The 18-page report released on October 29, which is a public summary of a classified analysis completed in August, is highly inconclusive on the origins of COVID-19.

  • Only one Intelligence Community agency — identified by the New York Times as the FBI — believes with “moderate confidence” that a “laboratory-associated incident” is the “most likely” origin story for COVID-19.
  • Five agencies, including the National Intelligence Council, lean toward a “natural exposure to an animal infected with it or a close progenitor virus” — but all of these agencies have only low confidence in the assessment.
  • The report dismisses some points that proponents of the “lab-leak theory” had cited earlier this year, such as the existence of a furin cleavage site (FCS) in the virus’s spike protein (the COVID-19 virus “could have acquired its FCS through natural recombination with another virus”), the alleged hospital admissions of several virus researchers in Wuhan in autumn 2019 (“Even if confirmed, hospital admission alone would not be diagnostic of COVID-19 infection”), and China’s supposedly suspicious invective about virus origins inquiries (“Beijing’s lack of cooperation on origins [is] not diagnostic of either hypothesis”).
  • The virus “was not developed as a biological weapon,” the report concludes, and it “probably was not genetically engineered” in any way.
  • If a lab incident was involved in an early infection, Chinese researchers and the government “probably were unaware in the initial months that such an incident had occurred.”

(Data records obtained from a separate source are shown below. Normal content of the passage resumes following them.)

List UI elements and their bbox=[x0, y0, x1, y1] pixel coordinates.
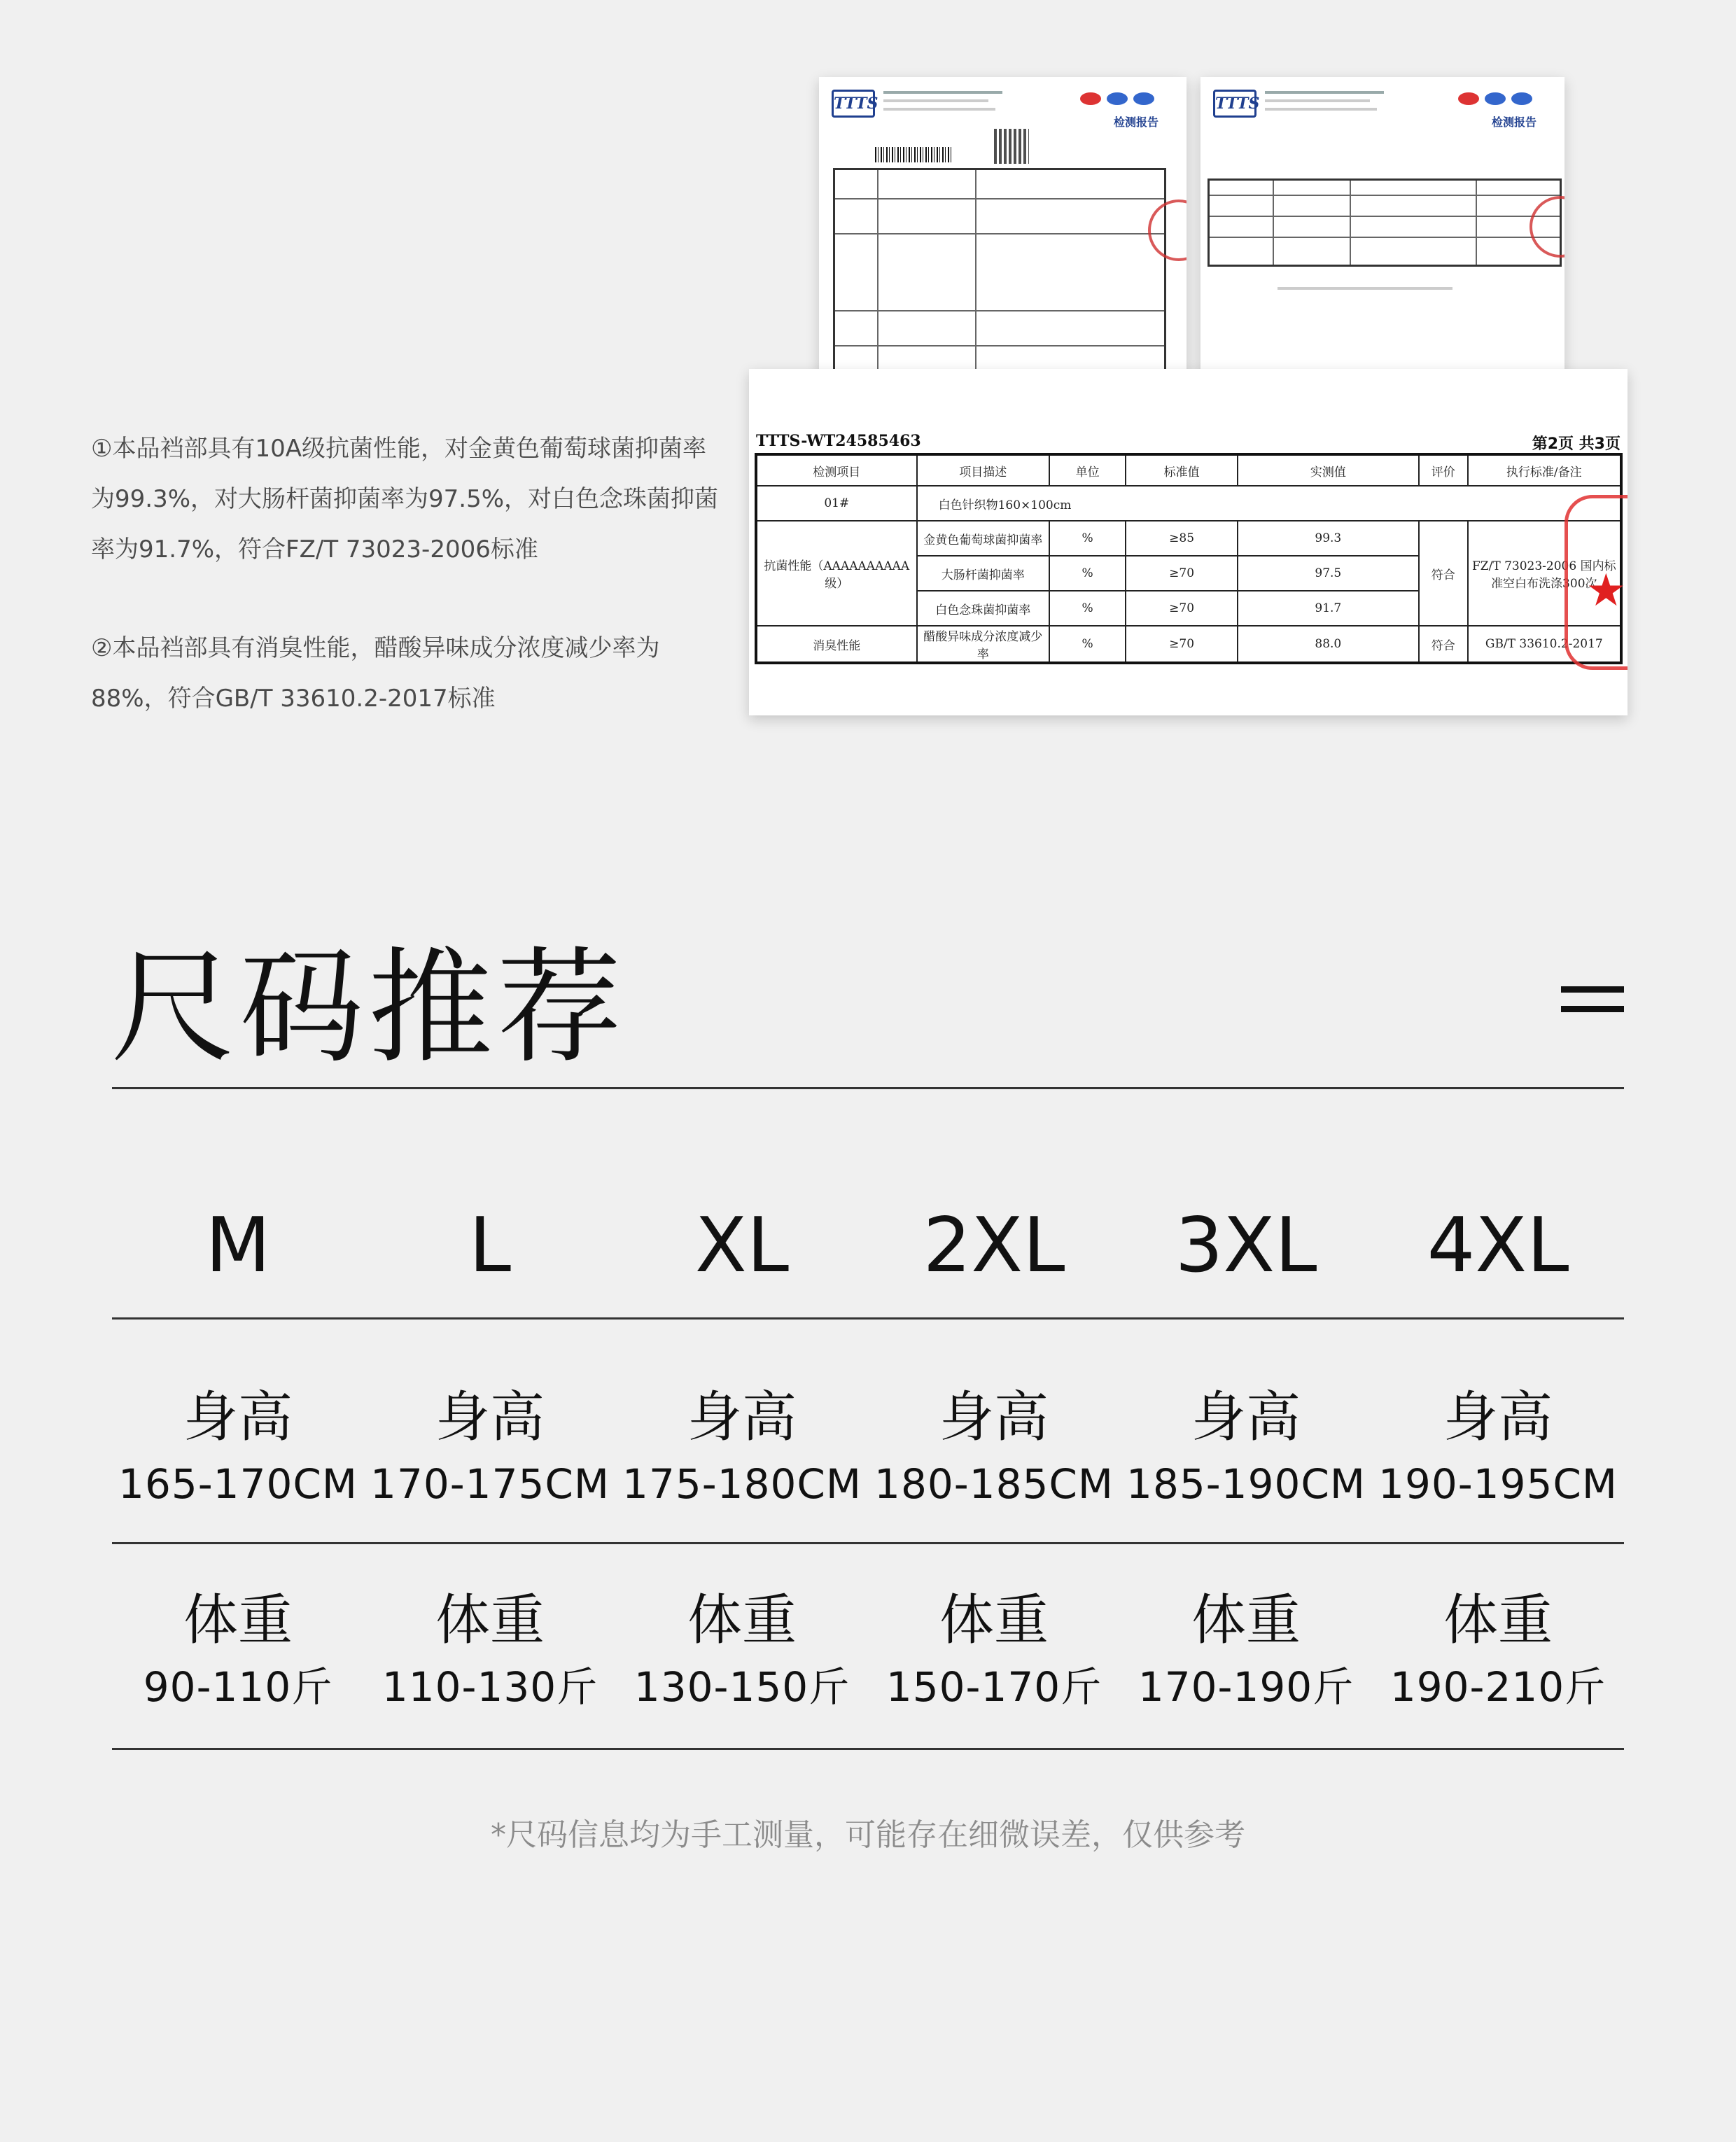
weight-value: 170-190斤 bbox=[1138, 1663, 1354, 1711]
item-measured: 99.3 bbox=[1238, 521, 1419, 556]
table-header: 评价 bbox=[1419, 454, 1468, 486]
report-form-table bbox=[833, 168, 1166, 378]
divider bbox=[112, 1087, 1624, 1089]
sample-number: 01# bbox=[756, 486, 917, 521]
item-description: 金黄色葡萄球菌抑菌率 bbox=[917, 521, 1049, 556]
test-report-page-1 bbox=[819, 77, 1186, 378]
report-title: 检测报告 bbox=[1491, 115, 1536, 129]
certification-marks bbox=[1080, 92, 1171, 106]
height-cell bbox=[868, 1382, 1120, 1516]
item-description: 醋酸异味成分浓度减少率 bbox=[917, 626, 1049, 663]
height-cell bbox=[364, 1382, 616, 1516]
height-value: 180-185CM bbox=[874, 1460, 1114, 1508]
height-value: 170-175CM bbox=[370, 1460, 610, 1508]
height-cell bbox=[1120, 1382, 1372, 1516]
weight-value: 90-110斤 bbox=[143, 1663, 333, 1711]
weight-label: 体重 bbox=[687, 1589, 797, 1652]
size-label: 4XL bbox=[1427, 1202, 1569, 1289]
table-row bbox=[756, 486, 1621, 521]
divider bbox=[112, 1317, 1624, 1320]
weight-label: 体重 bbox=[1443, 1589, 1553, 1652]
weight-value: 190-210斤 bbox=[1390, 1663, 1606, 1711]
certification-marks bbox=[1458, 92, 1549, 106]
table-header: 单位 bbox=[1049, 454, 1126, 486]
size-label: L bbox=[468, 1202, 512, 1289]
item-unit: % bbox=[1049, 591, 1126, 626]
item-unit: % bbox=[1049, 521, 1126, 556]
height-cell bbox=[112, 1382, 364, 1516]
weight-cell bbox=[364, 1586, 616, 1718]
table-header: 检测项目 bbox=[756, 454, 917, 486]
star-icon: ★ bbox=[1586, 565, 1626, 617]
item-standard: ≥70 bbox=[1126, 626, 1237, 663]
antibacterial-evaluation: 符合 bbox=[1419, 521, 1468, 626]
weight-label: 体重 bbox=[435, 1589, 545, 1652]
report-result-table bbox=[1208, 178, 1562, 267]
height-row bbox=[112, 1382, 1624, 1516]
item-measured: 88.0 bbox=[1238, 626, 1419, 663]
report-results-table bbox=[755, 453, 1623, 664]
item-measured: 97.5 bbox=[1238, 556, 1419, 591]
test-report-page-2 bbox=[1200, 77, 1564, 378]
height-label: 身高 bbox=[1191, 1386, 1301, 1449]
table-row bbox=[756, 626, 1621, 663]
report-page-number: 第2页 共3页 bbox=[1532, 435, 1620, 453]
item-standard: ≥70 bbox=[1126, 556, 1237, 591]
height-value: 190-195CM bbox=[1378, 1460, 1618, 1508]
test-report-result-page bbox=[749, 369, 1628, 715]
barcode-icon bbox=[875, 147, 952, 162]
table-header: 执行标准/备注 bbox=[1468, 454, 1621, 486]
weight-cell bbox=[868, 1586, 1120, 1718]
weight-cell bbox=[1372, 1586, 1624, 1718]
qr-code-icon bbox=[994, 129, 1029, 164]
table-row bbox=[756, 521, 1621, 556]
height-value: 175-180CM bbox=[622, 1460, 862, 1508]
weight-value: 130-150斤 bbox=[634, 1663, 850, 1711]
deodor-evaluation: 符合 bbox=[1419, 626, 1468, 663]
size-label: 3XL bbox=[1175, 1202, 1317, 1289]
item-measured: 91.7 bbox=[1238, 591, 1419, 626]
height-label: 身高 bbox=[183, 1386, 293, 1449]
deodor-group: 消臭性能 bbox=[756, 626, 917, 663]
antibacterial-standard-note: FZ/T 73023-2006 国内标准空白布洗涤300次 bbox=[1468, 521, 1621, 626]
table-header: 实测值 bbox=[1238, 454, 1419, 486]
weight-label: 体重 bbox=[939, 1589, 1049, 1652]
weight-label: 体重 bbox=[183, 1589, 293, 1652]
weight-value: 150-170斤 bbox=[886, 1663, 1102, 1711]
divider bbox=[112, 1542, 1624, 1544]
height-value: 185-190CM bbox=[1126, 1460, 1366, 1508]
report-title: 检测报告 bbox=[1113, 115, 1158, 129]
table-header: 标准值 bbox=[1126, 454, 1237, 486]
ttts-logo: TTTS bbox=[832, 90, 875, 118]
height-label: 身高 bbox=[687, 1386, 797, 1449]
page-title: 尺码推荐 bbox=[111, 935, 626, 1080]
ttts-logo: TTTS bbox=[1213, 90, 1256, 118]
deodorization-description: ②本品裆部具有消臭性能，醋酸异味成分浓度减少率为88%，符合GB/T 33610.2-2017标准 bbox=[91, 634, 660, 713]
height-label: 身高 bbox=[939, 1386, 1049, 1449]
item-description: 大肠杆菌抑菌率 bbox=[917, 556, 1049, 591]
height-cell bbox=[616, 1382, 868, 1516]
weight-label: 体重 bbox=[1191, 1589, 1301, 1652]
weight-row bbox=[112, 1586, 1624, 1718]
item-standard: ≥70 bbox=[1126, 591, 1237, 626]
weight-cell bbox=[1120, 1586, 1372, 1718]
height-value: 165-170CM bbox=[118, 1460, 358, 1508]
divider bbox=[112, 1748, 1624, 1750]
size-label: XL bbox=[694, 1202, 790, 1289]
size-label: M bbox=[205, 1202, 271, 1289]
table-header-row bbox=[756, 454, 1621, 486]
size-label: 2XL bbox=[923, 1202, 1065, 1289]
item-description: 白色念珠菌抑菌率 bbox=[917, 591, 1049, 626]
item-unit: % bbox=[1049, 556, 1126, 591]
weight-cell bbox=[112, 1586, 364, 1718]
item-unit: % bbox=[1049, 626, 1126, 663]
height-label: 身高 bbox=[1443, 1386, 1553, 1449]
sample-description: 白色针织物160×100cm bbox=[917, 486, 1621, 521]
weight-cell bbox=[616, 1586, 868, 1718]
size-row bbox=[112, 1194, 1624, 1298]
height-label: 身高 bbox=[435, 1386, 545, 1449]
table-header: 项目描述 bbox=[917, 454, 1049, 486]
report-id: TTTS-WT24585463 bbox=[756, 432, 921, 450]
height-cell bbox=[1372, 1382, 1624, 1516]
deodor-standard-note: GB/T 33610.2-2017 bbox=[1468, 626, 1621, 663]
antibacterial-group: 抗菌性能（AAAAAAAAAA级） bbox=[756, 521, 917, 626]
menu-icon bbox=[1561, 983, 1624, 1018]
weight-value: 110-130斤 bbox=[382, 1663, 598, 1711]
antibacterial-description: ①本品裆部具有10A级抗菌性能，对金黄色葡萄球菌抑菌率为99.3%，对大肠杆菌抑菌率为97.5%，对白色念珠菌抑菌率为91.7%，符合FZ/T 73023-2006标准 bbox=[91, 435, 719, 564]
measurement-disclaimer: *尺码信息均为手工测量，可能存在细微误差，仅供参考 bbox=[491, 1817, 1245, 1853]
item-standard: ≥85 bbox=[1126, 521, 1237, 556]
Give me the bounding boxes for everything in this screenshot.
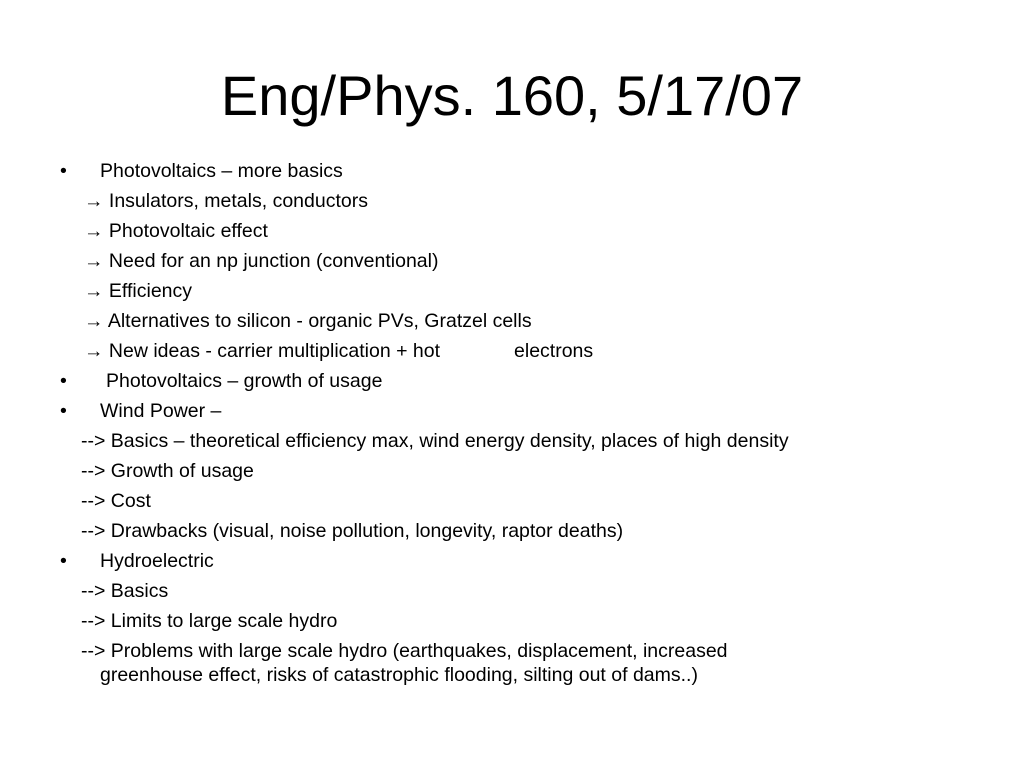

Two parts of the report likely rankled Chinese officials the most:

  • The assertion that a lab leak remains “plausible”: While the World Health Organization’s inquiry into COVID origins has also not ruled out a lab leak origin, and merely said it was “extremely unlikely,” the Chinese foreign ministry has previously mischaracterized the WHO finding as having “basically ruled out” a lab leak origin.
  • Calls for more transparency from China: Beijing “continues to hinder the global investigation, resist sharing information, and blame other countries, including the United States,” the U.S. report says. In July, China rejected a WHO proposal to audit labs in Wuhan to fully rule out any possibility of a lab leak, and suggested that the origins investigation continue outside of China.